First oxygenators bubble before developed hollow fibre oxygenator

The development of heparin-coated circuits allowing limiting APTT was one the major steps in reducing morbidity and mortality

Single centres such as Michigan have led the way – now more adult/paed, less neonates

Then H1N1 prompted exploration http://ja.ma/2xp301Q

H1N1 make worldwide excessive use of the technology but there is no new real data.

Reasonable data about risk/benefit ratio does not exist. Cerebral micro emboli are universal. 85% get DVT.

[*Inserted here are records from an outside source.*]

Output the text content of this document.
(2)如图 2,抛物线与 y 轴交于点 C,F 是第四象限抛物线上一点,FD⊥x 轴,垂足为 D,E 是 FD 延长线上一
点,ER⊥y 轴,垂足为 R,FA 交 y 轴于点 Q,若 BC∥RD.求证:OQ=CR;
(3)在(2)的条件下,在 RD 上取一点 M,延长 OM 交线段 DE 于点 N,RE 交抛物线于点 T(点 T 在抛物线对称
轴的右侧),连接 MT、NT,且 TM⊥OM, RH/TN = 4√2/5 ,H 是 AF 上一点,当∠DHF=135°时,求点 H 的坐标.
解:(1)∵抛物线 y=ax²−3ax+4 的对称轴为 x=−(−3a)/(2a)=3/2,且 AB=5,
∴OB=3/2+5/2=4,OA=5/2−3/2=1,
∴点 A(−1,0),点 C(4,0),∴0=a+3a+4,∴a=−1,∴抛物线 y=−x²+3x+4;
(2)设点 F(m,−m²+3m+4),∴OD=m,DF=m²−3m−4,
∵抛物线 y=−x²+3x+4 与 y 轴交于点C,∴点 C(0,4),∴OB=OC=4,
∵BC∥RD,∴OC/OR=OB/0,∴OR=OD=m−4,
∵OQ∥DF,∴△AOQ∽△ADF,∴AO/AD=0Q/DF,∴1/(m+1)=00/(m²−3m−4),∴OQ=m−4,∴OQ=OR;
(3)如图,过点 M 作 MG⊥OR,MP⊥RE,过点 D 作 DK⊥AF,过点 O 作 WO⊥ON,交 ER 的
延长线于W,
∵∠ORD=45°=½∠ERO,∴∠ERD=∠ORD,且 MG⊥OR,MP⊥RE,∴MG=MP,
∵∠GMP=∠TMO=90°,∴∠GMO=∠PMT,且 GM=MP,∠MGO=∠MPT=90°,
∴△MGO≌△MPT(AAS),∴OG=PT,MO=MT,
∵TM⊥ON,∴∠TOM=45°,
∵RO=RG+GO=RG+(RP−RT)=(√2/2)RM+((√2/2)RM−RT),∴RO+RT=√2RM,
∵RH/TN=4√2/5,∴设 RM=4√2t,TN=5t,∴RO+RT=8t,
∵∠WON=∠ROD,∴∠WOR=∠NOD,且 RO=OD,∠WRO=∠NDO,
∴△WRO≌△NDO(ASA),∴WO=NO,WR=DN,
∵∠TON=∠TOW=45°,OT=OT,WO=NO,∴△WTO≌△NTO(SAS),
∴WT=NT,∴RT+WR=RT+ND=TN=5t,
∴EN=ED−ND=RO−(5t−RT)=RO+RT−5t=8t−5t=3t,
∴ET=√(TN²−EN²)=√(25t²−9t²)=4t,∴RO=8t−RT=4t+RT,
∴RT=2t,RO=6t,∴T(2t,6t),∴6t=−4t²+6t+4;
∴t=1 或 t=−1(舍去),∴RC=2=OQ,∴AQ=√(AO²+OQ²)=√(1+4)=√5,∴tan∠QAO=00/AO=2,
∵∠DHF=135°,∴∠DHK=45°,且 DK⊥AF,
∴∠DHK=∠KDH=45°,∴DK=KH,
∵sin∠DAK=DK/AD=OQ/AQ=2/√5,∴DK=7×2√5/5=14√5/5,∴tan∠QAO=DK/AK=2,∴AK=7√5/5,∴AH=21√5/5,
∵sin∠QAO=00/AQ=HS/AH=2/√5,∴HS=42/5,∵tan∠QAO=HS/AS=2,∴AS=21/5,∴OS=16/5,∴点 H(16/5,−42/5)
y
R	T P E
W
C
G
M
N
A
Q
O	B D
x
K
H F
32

Is informed consent even possible?

 

Pro: Is ECMO always an Option? Steffen Weber-Carstens

UK evidence summarised by @CochraneUK in 2015

Similar International Consensus Position Paper by Coombes and colleagues on what defines an ECMO centre

Triage essentially as duration IPPV significant risk factor of deaths.

Con: Giacomo Bellani 

In one series, 87% of referrals had at least one relative contraindication

25% of patients in CESAR didn’t get it

EOLIA trial has not reported and is ongoing – we are in the infancy of what we know

16% rates of head bleed

20% nosocomial infection

Why use more resources when you can achieve the same thing with less? LungSafe shows we still don’t get optimium PEEP, NMBA, fluid balance and supportive care in ARDS.